The Astonishing Color of After
By: Emily X.R. Pan
# of pages: 462
Quote: “Nothing is right, she says. The only three words I catch. If someone had asked me, I would’ve said that everything seemed right except for my mother, who seemed totally wrong, and that in turn made everything else feel dark and stained. I would’ve carved out my heart and brain and given them to her just so she could feel right again.”
Leigh Chen Sanders is absolutely certain about one thing: When her mother died by suicide, she turned into a bird.
Leigh, who is half Asian and half white, travels to Taiwan to meet her maternal grandparents for the first time. There, she is determined to find her mother, the bird. In her search, she winds up chasing after ghosts, uncovering family secrets, and forging a new relationship with her grandparents. And as she grieves, she must try to reconcile the fact that on the same day she kissed her best friend and longtime secret crush, Axel, her mother was taking her own life.
Alternating between real and magic, past and present, friendship and romance, hope and despair, The Astonishing Color of After is a novel about finding oneself through family history, art, grief, and love.
My review: Part of this hit close to home since it’s in part about a mother struggling with depression.
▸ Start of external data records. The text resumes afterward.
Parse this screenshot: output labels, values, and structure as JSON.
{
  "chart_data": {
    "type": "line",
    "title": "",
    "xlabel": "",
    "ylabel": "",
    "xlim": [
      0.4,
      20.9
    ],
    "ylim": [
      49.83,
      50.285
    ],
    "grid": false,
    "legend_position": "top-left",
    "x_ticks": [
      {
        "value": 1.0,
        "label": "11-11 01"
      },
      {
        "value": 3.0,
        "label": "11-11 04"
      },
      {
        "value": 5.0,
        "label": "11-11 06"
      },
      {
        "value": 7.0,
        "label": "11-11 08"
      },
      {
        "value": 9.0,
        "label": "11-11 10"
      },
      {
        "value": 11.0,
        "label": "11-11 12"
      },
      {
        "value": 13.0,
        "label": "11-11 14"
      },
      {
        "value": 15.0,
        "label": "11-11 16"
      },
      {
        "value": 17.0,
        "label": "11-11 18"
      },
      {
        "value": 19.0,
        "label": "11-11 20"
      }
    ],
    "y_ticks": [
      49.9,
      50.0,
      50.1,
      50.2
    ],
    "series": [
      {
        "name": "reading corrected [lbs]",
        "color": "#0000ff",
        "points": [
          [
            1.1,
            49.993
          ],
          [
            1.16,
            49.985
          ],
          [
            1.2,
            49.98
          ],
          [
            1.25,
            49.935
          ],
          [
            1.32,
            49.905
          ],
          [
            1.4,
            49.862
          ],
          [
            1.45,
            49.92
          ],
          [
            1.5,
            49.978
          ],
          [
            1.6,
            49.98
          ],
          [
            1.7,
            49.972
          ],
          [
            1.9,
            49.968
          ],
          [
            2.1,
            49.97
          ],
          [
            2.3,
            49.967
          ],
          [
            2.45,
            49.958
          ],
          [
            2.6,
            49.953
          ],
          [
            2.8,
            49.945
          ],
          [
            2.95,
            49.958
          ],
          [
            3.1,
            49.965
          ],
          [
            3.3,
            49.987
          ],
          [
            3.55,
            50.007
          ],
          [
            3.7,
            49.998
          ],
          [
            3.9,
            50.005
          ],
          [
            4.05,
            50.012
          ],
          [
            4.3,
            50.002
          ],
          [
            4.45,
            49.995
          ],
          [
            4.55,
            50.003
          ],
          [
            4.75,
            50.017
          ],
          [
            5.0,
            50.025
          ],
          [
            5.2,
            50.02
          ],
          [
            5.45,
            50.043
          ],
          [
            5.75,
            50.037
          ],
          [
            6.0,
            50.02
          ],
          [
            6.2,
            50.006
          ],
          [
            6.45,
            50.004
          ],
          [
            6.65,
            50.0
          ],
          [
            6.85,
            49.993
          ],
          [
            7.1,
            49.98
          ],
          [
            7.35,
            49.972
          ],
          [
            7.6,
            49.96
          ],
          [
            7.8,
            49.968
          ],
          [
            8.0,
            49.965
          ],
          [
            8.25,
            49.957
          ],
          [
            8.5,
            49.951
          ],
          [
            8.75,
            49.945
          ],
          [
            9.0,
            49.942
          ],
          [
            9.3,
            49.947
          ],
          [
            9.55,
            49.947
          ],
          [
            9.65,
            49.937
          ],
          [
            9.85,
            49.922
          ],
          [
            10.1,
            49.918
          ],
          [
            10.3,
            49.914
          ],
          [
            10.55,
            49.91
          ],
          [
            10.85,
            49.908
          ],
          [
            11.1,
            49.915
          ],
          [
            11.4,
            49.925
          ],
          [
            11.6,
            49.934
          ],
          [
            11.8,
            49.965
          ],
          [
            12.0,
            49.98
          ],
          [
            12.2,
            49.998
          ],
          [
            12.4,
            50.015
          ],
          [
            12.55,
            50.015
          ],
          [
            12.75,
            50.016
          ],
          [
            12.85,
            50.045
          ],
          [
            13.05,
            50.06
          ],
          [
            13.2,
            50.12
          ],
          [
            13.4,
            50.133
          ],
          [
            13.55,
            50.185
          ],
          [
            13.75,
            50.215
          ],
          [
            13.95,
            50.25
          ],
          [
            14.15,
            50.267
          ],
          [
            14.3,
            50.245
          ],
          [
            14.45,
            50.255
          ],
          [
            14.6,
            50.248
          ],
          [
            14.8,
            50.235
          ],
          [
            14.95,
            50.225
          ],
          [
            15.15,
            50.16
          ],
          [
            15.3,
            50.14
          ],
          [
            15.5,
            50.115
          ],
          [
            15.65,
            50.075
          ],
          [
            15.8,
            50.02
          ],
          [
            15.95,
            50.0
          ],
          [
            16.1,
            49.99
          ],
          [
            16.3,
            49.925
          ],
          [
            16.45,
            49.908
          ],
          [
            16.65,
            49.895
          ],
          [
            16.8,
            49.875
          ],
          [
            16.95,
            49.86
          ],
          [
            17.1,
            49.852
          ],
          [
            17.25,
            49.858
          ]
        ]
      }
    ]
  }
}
So maybe that’s why I didn’t enjoy this book more, it was heartbreaking at times. It was a beautifully written book, but it was hard for me to immerse myself in the story.
The story is about Leigh, who is an average teenager until her mother dies by suicide one afternoon while she’s hanging out with her best friend and crush, Axel. One day, while she’s in the midst of grieving, a package is delivered by a bird that Leigh recognizes as her mother. The package contains photographs and information about her mom’s family in Taiwan. She travels to visit her grandparents and begins a journey of making new memories with her grandparents and uncovering the memories of her grandparents and parents in the process.
The story was long and felt disjointed at times. I think it was supposed to feel that way, but it kind of lost me. But like I said before, I think part of my reluctance to read was the way it made me feel personally as a mom dealing with depression.
Why I gave this book 3/5 stars: Beautiful narrative, but a little too drawn out and disjointed.